Вершиной живописи второго периода Сефевидов стал Риза-и-Аббаси, который в благодарность за королевское покровительство добавил к своему имени имя шаха. На протяжении целого поколения его слава была ярче, чем у Бихзада. После него искусство пришло в упадок; чувствительность художника, изысканность и тонкость его замысла перешли в женоподобную чрезмерность. Тем временем персидский стиль, испытавший на себе китайское влияние, в свою очередь отразился на миниатюрной живописи при дворе Моголов и даже на их архитектуре. Груссе считал, что Тадж-Махал был «всего лишь новой главой в искусстве Исфахана».48
Каллиграфия все еще оставалась одним из главных искусств в Персии; Мир Имад был почти так же любим шахом Аббасом за его тщательные копии старых рукописей, как Риза-и-Аббаси за его миниатюры. Книги ценились как за их форму, так и за содержание; красивый переплет радовал глаз и осязание не меньше, чем изящная ваза.
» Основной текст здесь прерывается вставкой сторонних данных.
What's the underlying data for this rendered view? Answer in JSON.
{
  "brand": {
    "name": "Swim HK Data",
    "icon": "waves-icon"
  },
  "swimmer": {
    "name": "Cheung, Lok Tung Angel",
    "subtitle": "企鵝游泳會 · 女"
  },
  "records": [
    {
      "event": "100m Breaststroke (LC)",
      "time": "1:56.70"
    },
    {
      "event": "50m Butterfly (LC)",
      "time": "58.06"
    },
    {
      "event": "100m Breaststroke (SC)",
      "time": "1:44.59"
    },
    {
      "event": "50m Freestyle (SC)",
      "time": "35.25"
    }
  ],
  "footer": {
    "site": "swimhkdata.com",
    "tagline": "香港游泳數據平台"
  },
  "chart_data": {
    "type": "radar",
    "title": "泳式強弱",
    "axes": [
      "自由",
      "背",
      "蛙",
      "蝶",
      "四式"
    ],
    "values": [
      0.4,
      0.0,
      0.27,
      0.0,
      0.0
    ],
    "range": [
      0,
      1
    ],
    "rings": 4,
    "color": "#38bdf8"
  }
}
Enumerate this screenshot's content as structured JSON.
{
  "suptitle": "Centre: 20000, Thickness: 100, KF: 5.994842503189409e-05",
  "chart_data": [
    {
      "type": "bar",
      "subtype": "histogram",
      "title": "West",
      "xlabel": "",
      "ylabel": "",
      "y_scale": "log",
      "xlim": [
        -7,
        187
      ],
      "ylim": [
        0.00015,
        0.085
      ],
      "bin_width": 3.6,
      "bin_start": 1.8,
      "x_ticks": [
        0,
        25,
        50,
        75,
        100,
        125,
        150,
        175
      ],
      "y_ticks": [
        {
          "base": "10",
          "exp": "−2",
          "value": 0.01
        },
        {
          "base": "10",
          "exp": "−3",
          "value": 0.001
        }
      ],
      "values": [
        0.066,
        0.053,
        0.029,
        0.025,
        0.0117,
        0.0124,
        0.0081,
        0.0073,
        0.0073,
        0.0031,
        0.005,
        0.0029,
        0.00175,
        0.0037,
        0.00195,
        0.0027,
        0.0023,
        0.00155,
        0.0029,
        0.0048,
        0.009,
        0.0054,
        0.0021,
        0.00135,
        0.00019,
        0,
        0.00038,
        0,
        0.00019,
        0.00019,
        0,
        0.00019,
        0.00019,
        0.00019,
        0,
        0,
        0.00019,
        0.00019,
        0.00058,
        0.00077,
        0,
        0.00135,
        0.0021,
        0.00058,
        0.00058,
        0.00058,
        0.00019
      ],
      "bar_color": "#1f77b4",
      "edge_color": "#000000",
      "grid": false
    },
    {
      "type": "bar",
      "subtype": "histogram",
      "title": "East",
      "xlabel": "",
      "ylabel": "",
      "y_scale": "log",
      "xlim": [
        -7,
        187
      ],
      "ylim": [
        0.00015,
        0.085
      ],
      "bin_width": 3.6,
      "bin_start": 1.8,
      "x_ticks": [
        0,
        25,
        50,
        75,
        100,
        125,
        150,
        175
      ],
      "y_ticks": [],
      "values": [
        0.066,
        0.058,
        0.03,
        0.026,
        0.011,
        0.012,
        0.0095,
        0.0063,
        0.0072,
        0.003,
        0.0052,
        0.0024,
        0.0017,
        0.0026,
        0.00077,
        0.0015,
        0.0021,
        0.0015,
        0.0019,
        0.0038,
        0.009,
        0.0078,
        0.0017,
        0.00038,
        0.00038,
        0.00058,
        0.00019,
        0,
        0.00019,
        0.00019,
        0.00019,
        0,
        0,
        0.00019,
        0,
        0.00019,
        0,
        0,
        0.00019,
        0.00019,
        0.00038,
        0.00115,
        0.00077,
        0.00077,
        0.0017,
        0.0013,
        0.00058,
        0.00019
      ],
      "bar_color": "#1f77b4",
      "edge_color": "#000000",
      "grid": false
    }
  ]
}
Художники подписывали обложки с такой же гордостью, как и картины; так, на кожаном переплете начала XVII века с золотым тиснением стоит надпись «работа Мухаммада Салиха Табризи»;49 А обложка из папье-маше, покрытая лаком, подписана «Али Риза» и датирована 1713 годом.50 Оба предмета соблазнительно красивы.
В персидских городах бросаются в глаза расписные изразцы, расположенные рядом с куполами или на них; их возраст вызывает удивление перед керамическим искусством, которое могло придать такой блеск и долговечность. Это увековечивание цвета путем глазурования его огнем было старым умением в Персии; глазурованные плитки Ахеменидских Суз (400 г. до н. э.) уже были совершенны в своем роде. Сплавы золота, серебра, меди и других металлов сплавлялись для получения более блестящих цветов, особенно рубиново-красного и бирюзово-голубого; двойной обжиг закалял глину и глазурь от воздействия веков. Армяне, вероятно, нанимали персидских гончаров для изготовления плитки в христианской церкви в Джульфе — такой же тонкой по дизайну, как миниатюра. Еще более красивы расписные плитки из коллекции Кеворкяна, приписываемые Исфахану и второй половине семнадцатого века.51
Гончары продолжали в Исфахане, Кашане и других местах изготавливать блестящую посуду — бутылки, чаши, вазы, тарелки, флажоны, кубки, расписанные глазурью разных цветов по разным грунтам. Мозаичный фаянс стал излюбленным материалом для покрытия стен мечетей и дворцов. Шах Аббас импортировал китайский фарфор, и его гончары пытались копировать его, но им не хватало точных грунтов и навыков. Опять же по настоянию правителя в Исфахане и Ширазе были предприняты попытки соперничать с венецианским стеклом. Металлисты преуспели в резьбе и инкрустации латуни; хороший пример, датированный 1579 годом, — персидский подсвечник в музее Метрополитен. В Эрмитаже в Ленинграде хранятся золотые ножны для сабли, инкрустированные крупными изумрудами тонкой огранки.